Revival of the Investment Club

We at JPJ think it’s great to currently see the re-emergence of ‘Wider Share Ownership’, a Thatcherite encouraged movement in the 80’s privatisation era.
There has recently been a revival of the Investment Clubs, which bring together a variety of friends and family members who typically meet over a glass or two in a pub once a month to offer their thoughts and observations and together decide how best to invest or play the stock market. They are not in a main particularly experienced but like buying and selling shares on collective opinion.
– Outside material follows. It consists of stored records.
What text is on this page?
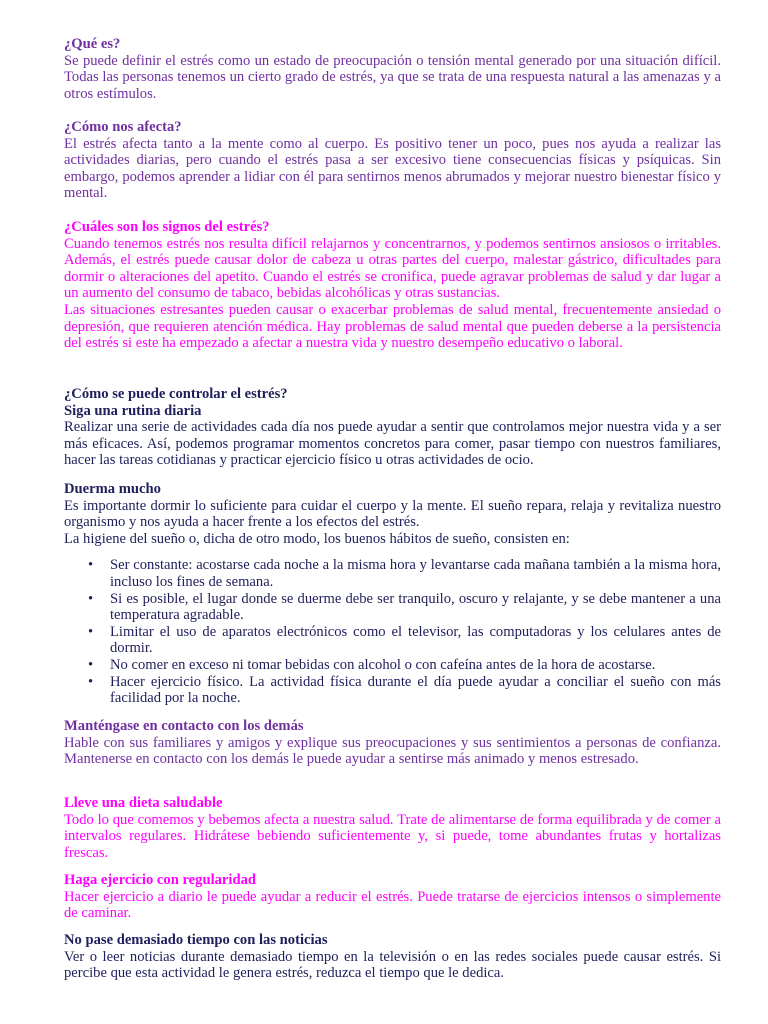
¿Qué es?
Se puede definir el estrés como un estado de preocupación o tensión mental generado por una situación difícil. Todas las personas tenemos un cierto grado de estrés, ya que se trata de una respuesta natural a las amenazas y a otros estímulos.
¿Cómo nos afecta?
El estrés afecta tanto a la mente como al cuerpo. Es positivo tener un poco, pues nos ayuda a realizar las actividades diarias, pero cuando el estrés pasa a ser excesivo tiene consecuencias físicas y psíquicas. Sin embargo, podemos aprender a lidiar con él para sentirnos menos abrumados y mejorar nuestro bienestar físico y mental.
¿Cuáles son los signos del estrés?
Cuando tenemos estrés nos resulta difícil relajarnos y concentrarnos, y podemos sentirnos ansiosos o irritables. Además, el estrés puede causar dolor de cabeza u otras partes del cuerpo, malestar gástrico, dificultades para dormir o alteraciones del apetito. Cuando el estrés se cronifica, puede agravar problemas de salud y dar lugar a un aumento del consumo de tabaco, bebidas alcohólicas y otras sustancias.
Las situaciones estresantes pueden causar o exacerbar problemas de salud mental, frecuentemente ansiedad o depresión, que requieren atención médica. Hay problemas de salud mental que pueden deberse a la persistencia del estrés si este ha empezado a afectar a nuestra vida y nuestro desempeño educativo o laboral.
¿Cómo se puede controlar el estrés?
Siga una rutina diaria
Realizar una serie de actividades cada día nos puede ayudar a sentir que controlamos mejor nuestra vida y a ser más eficaces. Así, podemos programar momentos concretos para comer, pasar tiempo con nuestros familiares, hacer las tareas cotidianas y practicar ejercicio físico u otras actividades de ocio.
Duerma mucho
Es importante dormir lo suficiente para cuidar el cuerpo y la mente. El sueño repara, relaja y revitaliza nuestro organismo y nos ayuda a hacer frente a los efectos del estrés.
La higiene del sueño o, dicha de otro modo, los buenos hábitos de sueño, consisten en:
• Ser constante: acostarse cada noche a la misma hora y levantarse cada mañana también a la misma hora, incluso los fines de semana.
• Si es posible, el lugar donde se duerme debe ser tranquilo, oscuro y relajante, y se debe mantener a una temperatura agradable.
• Limitar el uso de aparatos electrónicos como el televisor, las computadoras y los celulares antes de dormir.
• No comer en exceso ni tomar bebidas con alcohol o con cafeína antes de la hora de acostarse.
• Hacer ejercicio físico. La actividad física durante el día puede ayudar a conciliar el sueño con más facilidad por la noche.
Manténgase en contacto con los demás
Hable con sus familiares y amigos y explique sus preocupaciones y sus sentimientos a personas de confianza. Mantenerse en contacto con los demás le puede ayudar a sentirse más animado y menos estresado.
Lleve una dieta saludable
Todo lo que comemos y bebemos afecta a nuestra salud. Trate de alimentarse de forma equilibrada y de comer a intervalos regulares. Hidrátese bebiendo suficientemente y, si puede, tome abundantes frutas y hortalizas frescas.
Haga ejercicio con regularidad
Hacer ejercicio a diario le puede ayudar a reducir el estrés. Puede tratarse de ejercicios intensos o simplemente de caminar.
No pase demasiado tiempo con las noticias
Ver o leer noticias durante demasiado tiempo en la televisión o en las redes sociales puede causar estrés. Si percibe que esta actividad le genera estrés, reduzca el tiempo que le dedica.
There was for example the lady shopping at Tesco’s, who noticed that the checkout counter was getting larger and larger every week and surmised that they must be doing rather well. The clubs investments in Tesco was handsomely rewarded. Some companies were targeted because of their ‘shareholder perks’ such as Sketchley which gave 30% discount on dry cleaning bills and Channel Ferries which offered 25% off their fares. There were many others at the time and they will come again.
For all these reasons the Investment Clubs were massively popular 30 years ago when there were approximately 20,000 but they largely fell away following the dot com implosion and then during the 2008 financial crash.
Now the current Bull market is attracting them back. So far in 2017 incorporations have been the busiest in 5 years. One online broker currently has 2,000 individual investment clubs on its books.They are socially fun, easy to open and there are online manuals offering advice. The crowd funding investment trust will be the next big phase in the ever-growing alternative finance phenomenon.